Families across the country continue to struggle with the rising cost of food, gas, housing, and more. Even Halloween candy prices were up 13% this year! Even more scary: nonprofits are facing the same inflation pressures—and many of them came into 2022 already facing declines in donations, a cliff in pandemic relief support, workforce shortages, and increased demand for their services.

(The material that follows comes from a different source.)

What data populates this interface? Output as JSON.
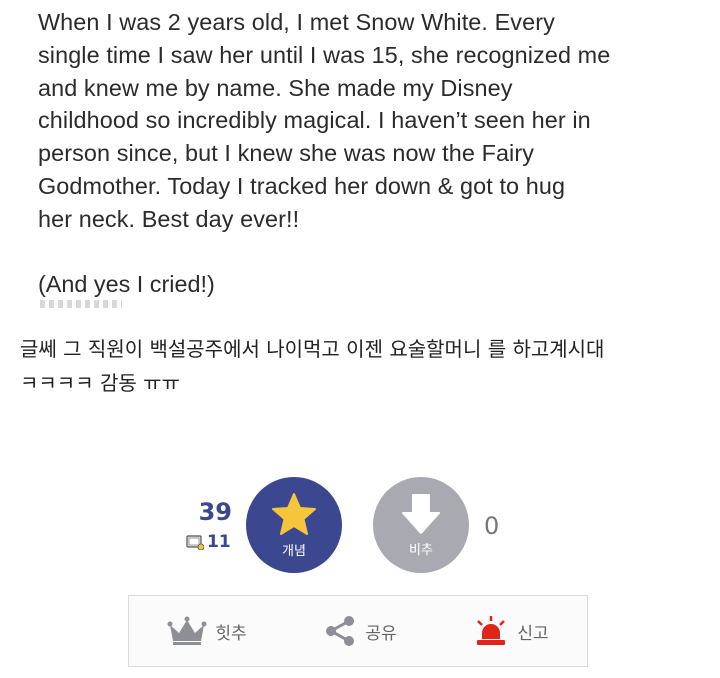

To meet rising costs, nonprofits face difficult choices. While they can work to raise more money, it takes time away from important programmatic priorities. Nonprofit leaders can try to cut costs, including eliminating staff cost-of-living adjustments. However, then they run the risk of not being able to carry out their critical missions. Some organizations could run a deficit and tap into reserves, but most nonprofits do not have that option.

How You Can Help Nonprofits Tackle Inflation Costs

As a lean funder, you have an opportunity to show you understand these difficulties by helping your nonprofit partners address rising inflation costs. And you can do so quickly by adding 10% to each of your active grants. Sending an extra $3,000 to a grantee that received a $30,000 grant may not sound like a lot. But it can make a big difference in helping with challenges today.

Earlier this year, we told our active Fidelity Charitable Trustees’ Initiative multi-year grantees that we were adding more money to their grants to account for inflation and the rising costs they’ve experienced during the last year. As a nonprofit- and sector-strengthening funder, we thought it was imperative to get creative and make sure we were looking out for the very organizations that we ask to bolster other nonprofits.